Getting started with jconsole just got easier!
By user12820862 on Sep 23, 2005
One of the goals during the development of jconsole was that it should be easy to get going very quickly. The JMX agent has lots of configuration properties but a new user should be able to avoid most of this and get going in a few simple steps. All you need is to start the application with a simple property on the command line. When this property is set then the JMX agent starts up in a way that allows jconsole to connect without needing to prompt for connection details. This is somethings called local monitoring because it restricts the monitoring to the local machine (you have to be the same user too). The property is com.sun.management.jmxremote so you start your application like this:
java -Dcom.sun.management.jmxremote App
Once the application is running then jconsole can connect. If you know the process-id (pid) then "jconsole <process-id>" should do it. Alternatively, if you don't know the process id then start jconsole without any parameters and select the application in the connection dialog.
It turns out that it gets even simpler in Mustang (Java SE 6.0).
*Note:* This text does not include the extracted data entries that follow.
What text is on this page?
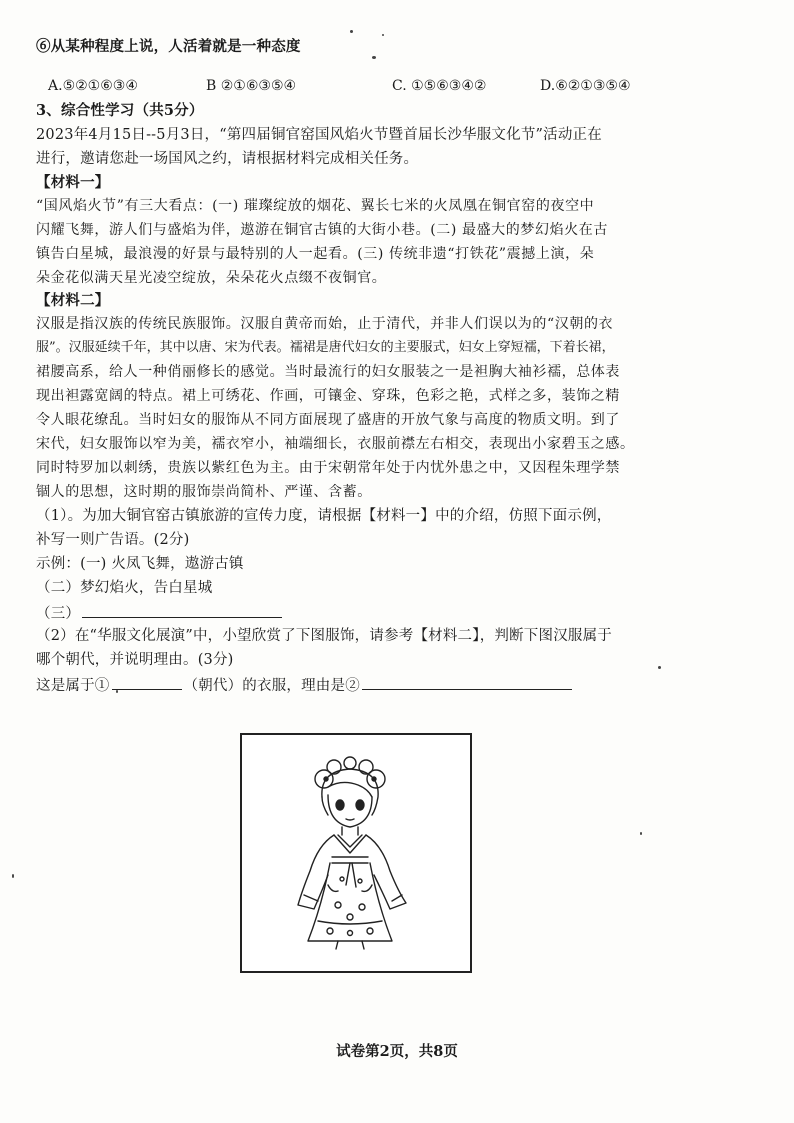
⑥从某种程度上说，人活着就是一种态度
A.⑤②①⑥③④	B ②①⑥③⑤④	C. ①⑤⑥③④②	D.⑥②①③⑤④
3、综合性学习（共5分）
2023年4月15日--5月3日，“第四届铜官窑国风焰火节暨首届长沙华服文化节”活动正在
进行，邀请您赴一场国风之约，请根据材料完成相关任务。
【材料一】
“国风焰火节”有三大看点：(一) 璀璨绽放的烟花、翼长七米的火凤凰在铜官窑的夜空中
闪耀飞舞，游人们与盛焰为伴，遨游在铜官古镇的大街小巷。(二) 最盛大的梦幻焰火在古
镇告白星城，最浪漫的好景与最特别的人一起看。(三) 传统非遗“打铁花”震撼上演，朵
朵金花似满天星光凌空绽放，朵朵花火点缀不夜铜官。
【材料二】
汉服是指汉族的传统民族服饰。汉服自黄帝而始，止于清代，并非人们误以为的“汉朝的衣
服”。汉服延续千年，其中以唐、宋为代表。襦裙是唐代妇女的主要服式，妇女上穿短襦，下着长裙，
裙腰高系，给人一种俏丽修长的感觉。当时最流行的妇女服装之一是袒胸大袖衫襦，总体表
现出袒露宽阔的特点。裙上可绣花、作画，可镶金、穿珠，色彩之艳，式样之多，装饰之精
令人眼花缭乱。当时妇女的服饰从不同方面展现了盛唐的开放气象与高度的物质文明。到了
宋代，妇女服饰以窄为美，襦衣窄小，袖端细长，衣服前襟左右相交，表现出小家碧玉之感。
同时特罗加以刺绣，贵族以紫红色为主。由于宋朝常年处于内忧外患之中，又因程朱理学禁
锢人的思想，这时期的服饰崇尚简朴、严谨、含蓄。
（1）。为加大铜官窑古镇旅游的宣传力度，请根据【材料一】中的介绍，仿照下面示例，
补写一则广告语。(2分)
示例：(一) 火凤飞舞，遨游古镇
（二）梦幻焰火，告白星城
（三）
（2）在“华服文化展演”中，小望欣赏了下图服饰，请参考【材料二】，判断下图汉服属于
哪个朝代，并说明理由。(3分)
这是属于①	（朝代）的衣服，理由是②
试卷第2页，共8页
The reason is that jconsole has been updated so that it can connect to applications that did not start up with the JMX agent. This is rather useful as it allows jconsole to connect to applets in the browser, Java Web Start applications, and other applications where it isn't easy to fiddle with the command line.
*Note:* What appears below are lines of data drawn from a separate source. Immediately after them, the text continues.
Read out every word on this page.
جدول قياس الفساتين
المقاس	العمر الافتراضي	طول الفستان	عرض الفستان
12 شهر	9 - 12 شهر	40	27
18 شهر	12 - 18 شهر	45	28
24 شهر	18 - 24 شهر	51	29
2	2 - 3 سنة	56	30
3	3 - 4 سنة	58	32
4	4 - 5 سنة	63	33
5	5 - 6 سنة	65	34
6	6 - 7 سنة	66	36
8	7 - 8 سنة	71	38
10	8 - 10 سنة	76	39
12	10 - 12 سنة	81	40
So how does it work? jconsole uses a JMXConnector client to connect to the JMXConnectorServer in the target application. In the application isn't started with the JMX agent then there isn't a JMXConnectorServer and jconsole doesn't have anything to connect too. In that case it uses a HotSpotTM VM specific mechanism to start the JMX agent in the target VM. Once the agent is started then jconsole connects as normal.
This sounds very cool so let us see how it looks. First, we start jconsole. I haven't use any parameters so jconsole opens the Connection Dialog. I've selected the Local Tab and jconsole shows me the applications that I have running on this machine. In this screen-shot I have clicked ona Java Web Start application called bugster:
Next I press the Connect button. Behind the scenes the JMX agent is started in the target VM and jconsole connects. (By the way, that checkbox column with the title Enabled just indictaes if the JMX agent is running in the target VM or not - this is probably not the best way to indicate this but jconsole is due a new connection dialog soon and it should look much better). Once the connection is established jconsole opens up Summary Tab which gives me a summary of the bugster application.
I'm sure you'll agree this is rather neat and makes getting started with jconsole very easy.